June 29 — FTSE Russell. SpaceX is added to the Russell 1000 (2) after the June 26 close, going live for trading on Monday, June 29. Funds like the iShares Russell 1000 ETF (NYSEARCA:IWB) pick it up automatically — an estimated $6–9 billion in buying.
Late June — MSCI. SpaceX enters MSCI’s US indexes on roughly the same schedule, another estimated $3–5 billion.
July 7 — Nasdaq-100. Nasdaq has confirmed (3) that SpaceX will join its flagship index, the one behind the Invesco QQQ ETF (NASDAQ:QQQ) and the more than $800 billion Nasdaq-100 index.
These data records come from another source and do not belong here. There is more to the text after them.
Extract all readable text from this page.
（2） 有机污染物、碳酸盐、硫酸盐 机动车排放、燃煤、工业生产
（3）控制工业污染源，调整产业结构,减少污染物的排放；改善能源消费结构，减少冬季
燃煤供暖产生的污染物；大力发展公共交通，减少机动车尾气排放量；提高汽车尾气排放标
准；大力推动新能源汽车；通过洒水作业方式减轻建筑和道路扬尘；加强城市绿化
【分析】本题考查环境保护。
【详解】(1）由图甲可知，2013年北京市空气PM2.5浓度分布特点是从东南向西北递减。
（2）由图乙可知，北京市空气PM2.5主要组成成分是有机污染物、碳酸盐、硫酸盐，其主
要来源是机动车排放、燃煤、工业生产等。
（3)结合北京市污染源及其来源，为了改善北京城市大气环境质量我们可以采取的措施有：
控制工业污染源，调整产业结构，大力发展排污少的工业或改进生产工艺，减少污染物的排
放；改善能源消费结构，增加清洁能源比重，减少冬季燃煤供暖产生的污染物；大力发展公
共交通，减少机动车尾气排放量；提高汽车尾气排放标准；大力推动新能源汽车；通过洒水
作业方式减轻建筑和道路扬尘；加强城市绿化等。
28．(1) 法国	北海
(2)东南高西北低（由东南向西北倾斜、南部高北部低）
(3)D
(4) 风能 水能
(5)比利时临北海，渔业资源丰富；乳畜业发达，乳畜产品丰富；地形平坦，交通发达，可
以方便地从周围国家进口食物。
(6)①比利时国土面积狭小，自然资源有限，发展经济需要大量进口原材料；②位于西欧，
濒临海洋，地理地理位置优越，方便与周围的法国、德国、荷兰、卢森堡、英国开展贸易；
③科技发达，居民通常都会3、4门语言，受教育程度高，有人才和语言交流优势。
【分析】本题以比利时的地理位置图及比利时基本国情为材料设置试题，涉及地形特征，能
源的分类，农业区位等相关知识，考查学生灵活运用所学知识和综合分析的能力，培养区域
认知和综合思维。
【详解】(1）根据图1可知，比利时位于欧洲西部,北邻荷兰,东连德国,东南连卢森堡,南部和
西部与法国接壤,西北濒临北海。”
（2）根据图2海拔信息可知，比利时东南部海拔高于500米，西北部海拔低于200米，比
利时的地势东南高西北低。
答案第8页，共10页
If you hold a broad index fund or a Nasdaq-100 fund, in other words, you either already own a sliver of SpaceX or you will within days, without having bought a share.
Why index rules changed for SpaceX
This wave didn’t slip through the old rules. The rules changed to let it through.
Index funds track their benchmarks, and several major benchmarks revised their eligibility criteria this spring. The common thread was float — the share of a company’s stock that actually trades publicly. SpaceX is listed with only about 4% (4) of its shares available; the rest stays locked with insiders and Elon Musk, whose dual-class stock keeps his control intact. Under the old rules, that thin a float would have kept a company of its size out.